Алексей Николаевич склонился к плечу генеральши и что-то говорил ей, но она только отрицательно качала головой и все смотрела на сына.

Минуты перед отъездом тянулись нестерпимо: разговор не клеился. В купе было тесно: решили выйти в коридор. Полковник извлек из огромной, словно чемодан, сумки своей супруги бутылку коньяку и нарезанный ломтиками лимон. Раздвинув серебряную походную стопку, он осторожно наполнил ее пахучей золотистой влагой и торжественно произнес:

— По русскому обычаю — посошок, а по-казачьи — стремянную!.. Иначе не будет удачи молодому агроному на целине. Твое здоровье, Андрей!..

Выпили все. Даже Неточка и ее подруги отхлебнули.

Подошли последние минуты. Ольга Иннокентьевна прижала голову сына к своей груди:

— Береги себя, Андрюшенька, и пиши с каждой большой станции, хотя бы открытки…

Алексей Николаевич повел ее к двери.

— Ни о чем не прошу, ни о чем не предупреждаю: все знаешь сам… — Поцеловав сына, генерал глуховато закашлялся и, ссутулясь, не оборачиваясь, пошел из вагона.

Неточка была непроницаема. Дома она сегодня и играла и пела больше, чем обычно, сейчас примолкла, но не смущенно, а с каким-то, как казалось Андрею, дерзким вызовом. К нему она подошла последней и молча протянула руку. Андрей напряженно ждал этого момента. Все эти дни ему хотелось подойти и грубо, прямо сказать ей все. Но он только крепче стискивал зубы, подавляя в себе это желание. И вот она протянула ему свою узкую руку. Андрей задержал ее тонкие пальцы, в упор взглянул на нее. Лицо Неточки оставалось непроницаемым, и он молча выпустил ее пальцы, даже не пожав их.

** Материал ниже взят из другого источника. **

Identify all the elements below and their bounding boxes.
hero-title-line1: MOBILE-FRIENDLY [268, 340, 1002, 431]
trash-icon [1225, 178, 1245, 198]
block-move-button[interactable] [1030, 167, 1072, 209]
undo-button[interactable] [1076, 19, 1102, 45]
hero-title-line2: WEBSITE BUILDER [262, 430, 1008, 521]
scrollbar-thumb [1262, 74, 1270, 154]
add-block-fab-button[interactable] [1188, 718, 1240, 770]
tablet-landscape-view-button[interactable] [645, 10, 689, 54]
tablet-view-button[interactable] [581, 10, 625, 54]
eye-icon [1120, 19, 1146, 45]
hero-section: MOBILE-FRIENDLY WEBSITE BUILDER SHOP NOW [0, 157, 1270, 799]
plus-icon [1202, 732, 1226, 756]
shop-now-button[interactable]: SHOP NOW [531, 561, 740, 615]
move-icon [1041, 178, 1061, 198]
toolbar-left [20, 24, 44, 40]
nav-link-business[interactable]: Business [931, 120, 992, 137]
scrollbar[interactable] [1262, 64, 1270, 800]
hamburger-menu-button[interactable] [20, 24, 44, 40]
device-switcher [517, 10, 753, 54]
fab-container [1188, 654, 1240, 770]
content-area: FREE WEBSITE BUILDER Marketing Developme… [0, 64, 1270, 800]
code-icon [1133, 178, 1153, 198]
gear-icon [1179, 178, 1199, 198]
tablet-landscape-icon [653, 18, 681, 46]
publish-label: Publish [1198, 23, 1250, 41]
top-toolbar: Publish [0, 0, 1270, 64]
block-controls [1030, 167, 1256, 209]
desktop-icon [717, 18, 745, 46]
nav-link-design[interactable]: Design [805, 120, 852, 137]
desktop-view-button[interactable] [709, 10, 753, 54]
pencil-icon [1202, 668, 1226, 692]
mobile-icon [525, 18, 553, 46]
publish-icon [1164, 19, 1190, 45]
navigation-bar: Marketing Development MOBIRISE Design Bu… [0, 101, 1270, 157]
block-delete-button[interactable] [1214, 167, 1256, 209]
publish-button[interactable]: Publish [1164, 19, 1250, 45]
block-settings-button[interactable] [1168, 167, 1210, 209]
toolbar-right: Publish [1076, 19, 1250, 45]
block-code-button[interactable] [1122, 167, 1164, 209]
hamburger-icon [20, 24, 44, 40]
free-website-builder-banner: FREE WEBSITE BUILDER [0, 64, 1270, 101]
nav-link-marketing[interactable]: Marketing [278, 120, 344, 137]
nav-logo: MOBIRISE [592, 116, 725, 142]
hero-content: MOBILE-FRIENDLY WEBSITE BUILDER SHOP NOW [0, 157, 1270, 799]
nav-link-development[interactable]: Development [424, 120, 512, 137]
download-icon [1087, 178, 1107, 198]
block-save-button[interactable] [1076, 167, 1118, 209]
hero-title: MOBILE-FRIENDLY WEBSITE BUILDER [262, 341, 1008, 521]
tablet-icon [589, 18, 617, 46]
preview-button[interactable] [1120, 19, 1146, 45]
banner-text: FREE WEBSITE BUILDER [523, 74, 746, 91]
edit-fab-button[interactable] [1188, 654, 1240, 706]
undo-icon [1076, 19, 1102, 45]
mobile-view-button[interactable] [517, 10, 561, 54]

Вздох облегчения вырвался из груди Неточки, и она заспешила к выходу. Вот она открыла дверь в коридоре, еще миг он видел ее, и дверь закрылась.

Стало пусто. И эта пустота властно поселилась в его сердце.

Поезд тронулся. Поплыли перронные фонари. Андрей удержался от непреодолимого желания посмотреть на провожающих в окно.

— Ну, вот ты и поехал! — по привычке говорить вслух в минуты сильного волнения произнес Андрей.

В купе были люди, но Андрей не рассмотрел их как следует. Как тяжелобольного, его сейчас не интересовали никто и ничто, кроме болезни. Проводник внес постели, разобрал и заправил их. Андрей лег и закрыл глаза…

Что-то жгучее проползло под веками. Он отвернулся к стенке, проглотил подступившие слезы и лежал, прислушиваясь к мучительной боли в сердце. Чтобы как-то утишить эту боль, он, зло сцепив зубы, стал шептать: «Черт с тобой!.. Черт с тобой!»